Micro Firms Are Not Small Business

Labels can be misleading.


By nature micro-businesses have five or less employees, including the owner.   However, throughout the world micro entities are big business.

Systems, structures and resources are typically limited and often not cutting-edge. They are small. Many are dynamic and innovative. Individually, businesses in this sector have been greatly impacted by the current economic turmoil. Finance lead-times can be short and margins wafer thin.

Cashflow is often the true and central lifeblood of such entities. The categorisation “credit card” financial management is an over simplification and harsh judgement. However, these aspects and references are indicative of opportune realities for this business type and those who seek to service them.

Collectively, micro-businesses are numerically greater than the number of medium sized and major regional, national and transnational corporations which operate in Australia, New Zealand, Britain and North America.

The skill set and entrepreneurism of the owners are often insufficient to generate growth, beyond the initial years of trade, and to sustain competitiveness and advantage.   That may explain in part why many in this subgroup do not aspire to substantially grow their operations. That mindset and parameter is often not recognised or respected by external consultants.

Increasingly, the greatest and most widespread needs for micro-businesses are integrated systems, structure and discipline. In short, support and infrastructure.

During the past three decades, major corporations have learnt and profited from the utilisation and marshalling of the capacity and drive of small and micro-business. Countless supply chains exhibit the evidence and consequences of downsizing, outsourcing, re-engineering with the proliferation of micro-businesses.

Buying groups, marketing networks, franchise chains and operating co-operatives provide immense scope if and when they are able to overcome one major impediment. That is, the allure of the desire for independence by small business owners.


The lessons of the past have been lost on, or possibly have never been learnt by, many contemporary owners and managers of micro-businesses.

Frederick Taylor has long worn the label of the father of “Scientific Management”. His research, findings, philosophies and applications about the division of labour were the touchstones of mass production, which was instrumental in the growth and success of entities like Ford, General Motors and General Electric.

Regrettably, the science of mathematics work against micro-businesses. The capacity for division and multiplication is limited with a maximum workforce of just five.

Time spent on administration, marketing, selling and networking can be all consuming, with little immediate returns. The financial imperatives of generating cashflow and earning need to be forsaken, even if for a short time.

Conversely, a full commitment to “doing the job” can have significant adverse intermediate and longer-term consequences. Neglecting administration, marketing, selling and networking can be perilous. It's a fine line between the two.

All too often micro-businesses do not have comprehensive, detailed and objective business plans. Cashflow projections documented by external accountants do not suffice. Many are in reality documented hopes, dreams and aspirations without addressing the issues of “why” and “how”.

So, one should be driven by and needs to respect the underlying philosophy of economics. That is, the allocation of scarce resources.

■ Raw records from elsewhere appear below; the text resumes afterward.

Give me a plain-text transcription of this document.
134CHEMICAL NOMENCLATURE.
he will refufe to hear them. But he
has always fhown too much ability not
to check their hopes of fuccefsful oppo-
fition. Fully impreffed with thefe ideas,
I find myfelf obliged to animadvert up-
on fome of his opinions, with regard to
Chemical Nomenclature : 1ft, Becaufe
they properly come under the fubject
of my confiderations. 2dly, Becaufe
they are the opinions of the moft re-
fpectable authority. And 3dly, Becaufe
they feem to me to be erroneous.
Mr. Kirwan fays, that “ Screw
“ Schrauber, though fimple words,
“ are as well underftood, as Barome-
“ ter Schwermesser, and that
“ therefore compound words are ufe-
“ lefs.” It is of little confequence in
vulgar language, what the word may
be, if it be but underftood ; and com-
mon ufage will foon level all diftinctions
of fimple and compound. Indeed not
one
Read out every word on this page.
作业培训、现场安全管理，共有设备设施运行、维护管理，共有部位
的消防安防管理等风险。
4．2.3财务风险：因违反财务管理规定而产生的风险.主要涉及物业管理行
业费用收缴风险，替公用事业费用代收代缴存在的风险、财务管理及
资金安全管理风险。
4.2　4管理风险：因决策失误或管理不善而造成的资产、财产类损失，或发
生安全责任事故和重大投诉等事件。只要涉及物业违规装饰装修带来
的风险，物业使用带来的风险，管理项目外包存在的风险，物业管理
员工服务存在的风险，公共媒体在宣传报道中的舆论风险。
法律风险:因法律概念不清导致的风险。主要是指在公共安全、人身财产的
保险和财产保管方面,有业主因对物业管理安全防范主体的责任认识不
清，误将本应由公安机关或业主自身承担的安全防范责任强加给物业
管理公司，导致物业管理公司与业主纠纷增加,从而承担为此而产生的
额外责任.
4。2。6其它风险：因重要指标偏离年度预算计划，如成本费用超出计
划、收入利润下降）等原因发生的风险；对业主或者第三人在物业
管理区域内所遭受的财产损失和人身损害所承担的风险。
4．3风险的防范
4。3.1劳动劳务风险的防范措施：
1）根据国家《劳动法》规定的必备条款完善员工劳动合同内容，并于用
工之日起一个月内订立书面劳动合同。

One epidemic which pervades the current crisis ravaged global marketplace, including among micro business owners, is short term, negative and small thinking.

A strong focus on cutting costs can and often will achieve the set   objective … to save costs. The unanswered question is: “At what cost?” Growth, enhanced margins and increased customer satisfaction appear to be off the agenda.   That is lamentable and often unnecessary.

Considerable value is possible from an effective and objective skills audit of all employees. Emphasis and priorities can be set, reset and refined. Complementary skills and resources may be necessary.

Most important and often overlooked is an analysis and determination of what is the driving force of the business. It may be production, services, sales, research, product development and logistics.

Cross referencing the two sets of findings can be enlightening, highlighting strengths, competitive advantage, gaps and deficiencies. It can also register and quantify the advantages of being part of grouping, regardless of its individual character and structure.

That is the true worth of the division of labour.


In these testing times, nepotism can and often does come to the fore. Looking after those in the nuclear and extended family is understandable, possibly laudable.   However, in business it can be simply dumb.

The issue is not family employment, but rather skills deployment.

Our DNA and genes are not necessarily the best pro-conditioners for sound employment and deployment decisions, be it first, second or third generation.

Micro entities and business at large deserve better. That in itself is a rare, unique and disciplined science.